In 1681 Calderón’s strength failed after he had completed one of two autos sacramentales intended for presentation during the Corpus Christi feast, plays similar to those he had written on the same occasion for the past thirty years. He died on May 25, 1681, leaving the second play to be finished by another author.
Religion also provided themes for Calderón’s longer plays. The Bible and an earlier play by Lope de Vega inspired Los cabellos de Absalón (1684; The Crown of Absalom, 1993). His masterpiece of this type is El mágico prodigioso (1637; The Wonder-Working Magician, 1959), a Faust-like play about a man who gives up his pagan deities in his search for God.
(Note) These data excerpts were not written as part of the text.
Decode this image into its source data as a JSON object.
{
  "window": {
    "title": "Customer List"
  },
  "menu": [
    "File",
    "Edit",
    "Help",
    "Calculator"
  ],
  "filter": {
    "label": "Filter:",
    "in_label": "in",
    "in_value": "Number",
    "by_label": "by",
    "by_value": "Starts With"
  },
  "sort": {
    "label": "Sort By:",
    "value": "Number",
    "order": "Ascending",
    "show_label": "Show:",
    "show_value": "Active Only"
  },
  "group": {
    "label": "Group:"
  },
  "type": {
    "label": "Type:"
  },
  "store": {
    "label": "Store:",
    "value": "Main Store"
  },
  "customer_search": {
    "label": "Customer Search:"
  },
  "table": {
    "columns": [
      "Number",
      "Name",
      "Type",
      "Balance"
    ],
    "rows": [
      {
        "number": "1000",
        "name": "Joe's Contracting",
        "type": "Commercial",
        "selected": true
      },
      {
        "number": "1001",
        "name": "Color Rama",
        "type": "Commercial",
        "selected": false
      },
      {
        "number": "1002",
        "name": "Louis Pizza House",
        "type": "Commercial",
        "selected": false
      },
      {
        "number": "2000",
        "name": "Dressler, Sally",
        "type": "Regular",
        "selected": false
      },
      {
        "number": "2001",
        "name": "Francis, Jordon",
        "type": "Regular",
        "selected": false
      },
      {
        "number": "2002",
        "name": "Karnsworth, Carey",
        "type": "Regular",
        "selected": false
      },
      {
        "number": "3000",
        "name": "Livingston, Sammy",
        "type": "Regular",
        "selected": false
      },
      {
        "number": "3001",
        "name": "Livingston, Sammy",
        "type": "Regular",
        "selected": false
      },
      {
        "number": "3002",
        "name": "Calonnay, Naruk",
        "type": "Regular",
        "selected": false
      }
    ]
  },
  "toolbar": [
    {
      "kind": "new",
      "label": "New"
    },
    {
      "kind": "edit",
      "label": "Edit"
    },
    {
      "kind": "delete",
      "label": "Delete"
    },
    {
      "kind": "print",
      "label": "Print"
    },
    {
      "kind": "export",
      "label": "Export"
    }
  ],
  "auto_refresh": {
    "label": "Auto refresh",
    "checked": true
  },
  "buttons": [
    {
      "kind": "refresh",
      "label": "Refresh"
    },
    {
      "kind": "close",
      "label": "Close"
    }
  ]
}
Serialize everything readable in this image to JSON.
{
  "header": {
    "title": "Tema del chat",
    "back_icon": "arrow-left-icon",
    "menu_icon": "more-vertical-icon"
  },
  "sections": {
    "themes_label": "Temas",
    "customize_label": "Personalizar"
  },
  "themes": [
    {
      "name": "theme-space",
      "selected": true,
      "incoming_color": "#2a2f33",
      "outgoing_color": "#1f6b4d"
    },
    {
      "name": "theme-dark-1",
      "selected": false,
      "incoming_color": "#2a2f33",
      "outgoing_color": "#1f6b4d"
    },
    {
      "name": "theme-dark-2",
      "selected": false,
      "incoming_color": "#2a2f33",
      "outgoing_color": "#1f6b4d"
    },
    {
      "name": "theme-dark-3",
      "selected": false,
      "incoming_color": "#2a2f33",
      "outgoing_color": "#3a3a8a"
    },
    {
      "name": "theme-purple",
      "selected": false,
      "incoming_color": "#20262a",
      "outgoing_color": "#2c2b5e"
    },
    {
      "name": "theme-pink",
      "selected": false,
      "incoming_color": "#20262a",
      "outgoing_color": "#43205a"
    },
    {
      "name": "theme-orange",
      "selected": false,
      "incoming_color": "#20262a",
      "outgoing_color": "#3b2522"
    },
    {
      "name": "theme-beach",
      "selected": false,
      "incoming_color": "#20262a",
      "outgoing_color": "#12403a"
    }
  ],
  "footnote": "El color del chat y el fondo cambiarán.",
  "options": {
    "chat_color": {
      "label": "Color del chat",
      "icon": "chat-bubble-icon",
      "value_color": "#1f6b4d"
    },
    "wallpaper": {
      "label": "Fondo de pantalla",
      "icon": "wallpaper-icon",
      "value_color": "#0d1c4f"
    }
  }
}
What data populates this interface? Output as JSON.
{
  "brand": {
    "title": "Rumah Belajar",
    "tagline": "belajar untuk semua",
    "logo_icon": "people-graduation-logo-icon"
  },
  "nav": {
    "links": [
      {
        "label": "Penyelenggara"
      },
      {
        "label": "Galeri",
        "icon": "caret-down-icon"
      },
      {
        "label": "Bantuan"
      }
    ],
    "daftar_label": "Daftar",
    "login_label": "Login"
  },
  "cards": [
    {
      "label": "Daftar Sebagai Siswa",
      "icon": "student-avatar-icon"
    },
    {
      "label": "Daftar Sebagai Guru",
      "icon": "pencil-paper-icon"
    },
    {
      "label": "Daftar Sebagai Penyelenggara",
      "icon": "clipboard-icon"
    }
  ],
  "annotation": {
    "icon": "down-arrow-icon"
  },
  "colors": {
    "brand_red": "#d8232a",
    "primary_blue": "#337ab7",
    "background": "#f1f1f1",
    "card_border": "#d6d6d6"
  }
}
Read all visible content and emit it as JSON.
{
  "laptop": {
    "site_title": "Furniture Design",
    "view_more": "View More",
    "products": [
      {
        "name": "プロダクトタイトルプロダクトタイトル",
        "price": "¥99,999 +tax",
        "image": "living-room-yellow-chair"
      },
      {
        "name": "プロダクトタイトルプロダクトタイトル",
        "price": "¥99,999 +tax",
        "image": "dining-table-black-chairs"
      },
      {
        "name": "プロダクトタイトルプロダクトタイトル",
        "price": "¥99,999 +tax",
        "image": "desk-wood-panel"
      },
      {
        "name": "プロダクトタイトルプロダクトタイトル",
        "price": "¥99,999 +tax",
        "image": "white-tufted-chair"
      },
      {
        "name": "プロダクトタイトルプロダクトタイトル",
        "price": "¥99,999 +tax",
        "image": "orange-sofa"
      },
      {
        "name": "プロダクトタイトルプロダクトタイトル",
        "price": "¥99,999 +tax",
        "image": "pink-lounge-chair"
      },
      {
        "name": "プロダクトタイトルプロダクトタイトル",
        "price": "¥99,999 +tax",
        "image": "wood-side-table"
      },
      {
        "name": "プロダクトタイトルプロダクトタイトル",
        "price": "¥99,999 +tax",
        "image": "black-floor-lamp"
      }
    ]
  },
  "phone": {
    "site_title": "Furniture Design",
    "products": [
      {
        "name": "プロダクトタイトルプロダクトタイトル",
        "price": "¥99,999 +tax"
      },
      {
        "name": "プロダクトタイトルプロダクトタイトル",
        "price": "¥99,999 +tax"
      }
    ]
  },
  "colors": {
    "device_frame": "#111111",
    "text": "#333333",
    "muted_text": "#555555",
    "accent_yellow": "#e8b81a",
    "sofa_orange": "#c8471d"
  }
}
For a totally different type of play, dramas of jealousy, the strict Spanish honor code provided motivation. Shocking to Anglo-Saxon minds and criticized by many Spaniards, including the graciosos (practical-minded comic characters) of the plays themselves, the honor code was still carefully observed on stage. Examples are El pintor de su deshonra (1650; The Painter of His Dishonor, 1853) and El médico de su honra (1637; The Surgeon of His Honor, 1853), in which even the vague possibility of a wife’s unfaithfulness, which might stain the family honor, is enough to justify the husband in arranging for her death. Calderón was skilled also in handling the complications of the comedias de capa y espada, or cloak-and-sword plays. The presentation of local customs and the dramatist’s ability to interweave the many threads of the complicated plot are seen at their best in a comedy such as La dama duende (1636; Woman Is a Riddle, 1717).
The dramatic work of Calderón’s that caused some German critics to rank him as one of the world’s best three playwrights, the other two being Johann Wolfgang von Goethe and William Shakespeare, is a play still much read and frequently performed even after three hundred years, Life Is a Dream. It has been translated into many foreign languages. Russia, Sweden, France, Germany, and the United States have witnessed performances, and to Spanish schoolchildren the poetic soliloquy defining life is as familiar as that of Shakespeare’s Hamlet. Combining the awakened-sleeper theme of the King of the Assassins, the Arabian Nights story of Abou Hassan, and the Asian legend of Barlaam and Josephat with its links to Buddha, Calderón added elements of his own to make it a symbolic drama of deep philosophy and poetic sentiment.
His scholarly training made Calderón one of the most mathe-matical, logical, and architectural of dramatists, but his imagination and poetic skill were the qualities that brought his plays to life. He is Spain’s national dramatist, perhaps the best interpreter of the Spanish spirit. He gave his audiences splendid pageantry that combines Spanish charm and the pride of a cabellero with the religious fervor of the mystics, yet he also gave his work a strong appeal to the intellect. He crystallized the Spanish thought of the seventeenth century, making it dramatic on the stage, not something to be read only in the study.